Kairu P, Lake Magadi Slowly Choking, 2015, Daily Nation,http://www.nation.co.ke/lifestyle/DN2/Lake-Magadi-slowly-choking–/-/957860/2798804/-/g28hplz/-/index.html
Something that can live forever like the immortal jellyfish is a very curious thing.
- Immortal jellyfish are a species of jellyfish found in the oceans near Japan and the Mediterranean area, though populations of them are popping up in various areas across the globe, and their movement to new areas is thought to be assisted by their travel in water held in the base of ships.
- The scientific name of an immortal jellyfish is Turritopsis dohrnii and it is from the family Oceaniidae, a family of hydrozoans, and the species has also been dubbed as the ‘Benjamin Button jellyfish’.
- Immortal jellyfish start life as larvae, that develop into polyps that have a similar appearance to soft coral, before they reach the mature jellyfish stage.
- Immortal jellyfish adults are very small in size, reaching approximately 4.5 to 10 millimetres (0.18 to 0.4 inches) in diameter, and they are a transparent colour, sometimes with a vivid red stomach in its centre.

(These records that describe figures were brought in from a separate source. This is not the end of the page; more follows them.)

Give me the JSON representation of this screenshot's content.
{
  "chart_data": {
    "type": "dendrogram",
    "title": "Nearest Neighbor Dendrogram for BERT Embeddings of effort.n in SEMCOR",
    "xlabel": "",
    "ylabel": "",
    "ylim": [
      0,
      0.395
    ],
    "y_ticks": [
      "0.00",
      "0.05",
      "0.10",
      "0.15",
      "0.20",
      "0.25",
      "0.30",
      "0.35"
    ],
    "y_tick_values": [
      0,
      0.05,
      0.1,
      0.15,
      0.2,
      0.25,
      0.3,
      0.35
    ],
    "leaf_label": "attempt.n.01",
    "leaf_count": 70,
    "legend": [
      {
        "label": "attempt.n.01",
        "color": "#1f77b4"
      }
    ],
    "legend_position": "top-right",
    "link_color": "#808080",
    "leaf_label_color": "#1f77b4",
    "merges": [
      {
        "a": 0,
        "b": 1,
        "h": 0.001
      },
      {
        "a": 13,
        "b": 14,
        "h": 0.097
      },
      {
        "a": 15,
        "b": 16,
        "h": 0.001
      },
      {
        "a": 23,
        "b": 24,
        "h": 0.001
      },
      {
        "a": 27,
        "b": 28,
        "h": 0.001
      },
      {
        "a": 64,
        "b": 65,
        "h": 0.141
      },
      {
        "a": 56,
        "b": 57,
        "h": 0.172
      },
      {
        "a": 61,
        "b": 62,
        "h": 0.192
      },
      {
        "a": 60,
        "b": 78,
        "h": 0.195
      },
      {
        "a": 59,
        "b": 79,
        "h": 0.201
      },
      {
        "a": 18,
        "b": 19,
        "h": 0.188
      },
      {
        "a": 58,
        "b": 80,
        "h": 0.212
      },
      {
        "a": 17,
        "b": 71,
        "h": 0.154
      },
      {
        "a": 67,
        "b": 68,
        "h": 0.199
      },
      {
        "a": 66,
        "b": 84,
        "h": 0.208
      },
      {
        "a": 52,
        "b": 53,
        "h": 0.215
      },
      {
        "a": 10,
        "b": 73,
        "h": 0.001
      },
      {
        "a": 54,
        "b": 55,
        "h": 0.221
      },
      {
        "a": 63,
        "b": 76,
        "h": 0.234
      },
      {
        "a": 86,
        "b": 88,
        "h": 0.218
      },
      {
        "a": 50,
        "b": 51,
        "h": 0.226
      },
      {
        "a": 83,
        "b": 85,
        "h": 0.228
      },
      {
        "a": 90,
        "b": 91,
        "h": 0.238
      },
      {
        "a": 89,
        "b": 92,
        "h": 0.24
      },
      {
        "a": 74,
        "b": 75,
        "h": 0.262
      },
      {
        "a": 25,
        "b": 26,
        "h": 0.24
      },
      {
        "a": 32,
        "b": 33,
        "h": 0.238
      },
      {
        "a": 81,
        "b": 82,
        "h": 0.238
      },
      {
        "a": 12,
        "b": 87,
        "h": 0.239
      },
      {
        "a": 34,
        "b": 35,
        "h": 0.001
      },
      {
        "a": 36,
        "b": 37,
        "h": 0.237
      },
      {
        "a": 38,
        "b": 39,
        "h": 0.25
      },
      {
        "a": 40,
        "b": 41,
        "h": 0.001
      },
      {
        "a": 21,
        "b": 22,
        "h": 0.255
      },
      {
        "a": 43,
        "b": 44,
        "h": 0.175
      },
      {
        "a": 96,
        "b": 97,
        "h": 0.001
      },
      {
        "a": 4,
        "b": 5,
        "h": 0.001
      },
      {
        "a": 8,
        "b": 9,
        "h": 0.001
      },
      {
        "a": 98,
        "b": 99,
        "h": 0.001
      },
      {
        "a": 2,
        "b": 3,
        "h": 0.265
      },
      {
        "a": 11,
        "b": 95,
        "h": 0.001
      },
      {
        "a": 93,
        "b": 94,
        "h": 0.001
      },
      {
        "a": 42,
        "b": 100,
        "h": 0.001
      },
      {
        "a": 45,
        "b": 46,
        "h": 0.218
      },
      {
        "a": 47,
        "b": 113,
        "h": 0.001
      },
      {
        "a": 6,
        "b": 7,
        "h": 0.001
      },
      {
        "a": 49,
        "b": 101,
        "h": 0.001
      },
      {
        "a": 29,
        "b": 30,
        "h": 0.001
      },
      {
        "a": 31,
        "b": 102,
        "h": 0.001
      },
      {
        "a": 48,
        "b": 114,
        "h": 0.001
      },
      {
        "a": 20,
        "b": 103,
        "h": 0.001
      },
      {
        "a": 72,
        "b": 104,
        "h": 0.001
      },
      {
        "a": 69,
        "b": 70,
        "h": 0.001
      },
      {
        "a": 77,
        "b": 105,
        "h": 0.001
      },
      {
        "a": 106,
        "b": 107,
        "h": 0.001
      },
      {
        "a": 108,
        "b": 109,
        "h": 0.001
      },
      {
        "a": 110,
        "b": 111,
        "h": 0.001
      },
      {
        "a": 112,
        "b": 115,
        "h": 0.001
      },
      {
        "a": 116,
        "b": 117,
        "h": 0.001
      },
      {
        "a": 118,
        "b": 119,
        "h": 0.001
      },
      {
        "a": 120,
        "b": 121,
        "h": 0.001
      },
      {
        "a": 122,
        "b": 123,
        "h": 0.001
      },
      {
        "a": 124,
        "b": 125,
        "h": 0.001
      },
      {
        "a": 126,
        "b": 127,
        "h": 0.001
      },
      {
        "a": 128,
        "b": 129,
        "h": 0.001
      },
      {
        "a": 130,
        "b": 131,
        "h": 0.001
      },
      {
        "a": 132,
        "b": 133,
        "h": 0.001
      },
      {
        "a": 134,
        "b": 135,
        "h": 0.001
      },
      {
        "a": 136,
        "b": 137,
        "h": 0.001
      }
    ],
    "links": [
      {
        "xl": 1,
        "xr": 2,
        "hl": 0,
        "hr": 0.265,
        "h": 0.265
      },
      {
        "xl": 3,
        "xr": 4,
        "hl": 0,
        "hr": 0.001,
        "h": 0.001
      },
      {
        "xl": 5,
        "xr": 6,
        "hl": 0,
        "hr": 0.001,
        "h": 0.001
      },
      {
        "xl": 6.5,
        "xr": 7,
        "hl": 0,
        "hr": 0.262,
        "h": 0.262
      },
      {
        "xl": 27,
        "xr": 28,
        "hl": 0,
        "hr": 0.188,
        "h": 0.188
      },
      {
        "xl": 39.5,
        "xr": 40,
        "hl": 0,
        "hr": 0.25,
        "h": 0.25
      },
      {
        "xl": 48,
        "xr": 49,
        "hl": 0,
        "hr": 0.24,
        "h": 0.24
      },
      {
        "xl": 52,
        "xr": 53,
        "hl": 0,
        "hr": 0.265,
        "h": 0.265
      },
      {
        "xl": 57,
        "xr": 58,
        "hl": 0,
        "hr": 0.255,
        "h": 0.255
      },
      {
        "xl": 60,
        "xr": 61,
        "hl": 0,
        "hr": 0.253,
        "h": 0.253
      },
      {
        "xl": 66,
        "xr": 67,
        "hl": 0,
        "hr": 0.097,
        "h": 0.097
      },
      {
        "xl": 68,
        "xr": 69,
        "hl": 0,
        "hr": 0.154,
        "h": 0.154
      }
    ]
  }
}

- Immortal jellyfish are best known for their ability to avoid death from old age or severe wounds, by reverting back into a polyp form from being an adult jellyfish, by altering their cells – a process called ‘transdifferentiation’.
- As a result of reversions, immortal jellyfish can create numerous exact duplicates of themselves, as one polyp can release a number of medusae (jellyfish).
- Triggers that can cause immortal jellyfish to revert to polyps include old age, stress, illness, injuries and feeling threatened, though as yet, they have not been seen reverting from adult to polyp forms in their ocean environment, but rather only in laboratory settings.
- The immortal jellyfish of the species Turritopsis dohrnii, is often confused with the visually-similar Turritopsis nutricula and Turritopsis rubra, with images and common names of the three species frequently confused with each other.
- Despite the immortal’s jellyfish ability to refrain from dying from age, rendering it fairly immortal, the animal can be killed by disease or by natural marine predators.
- The immortal jellyfish’s strange properties were first discovered in 1988, by Christian Sommer from Germany, who was studying to be a marine biologist, and this kick-started significant interest in and further research of the jellyfish.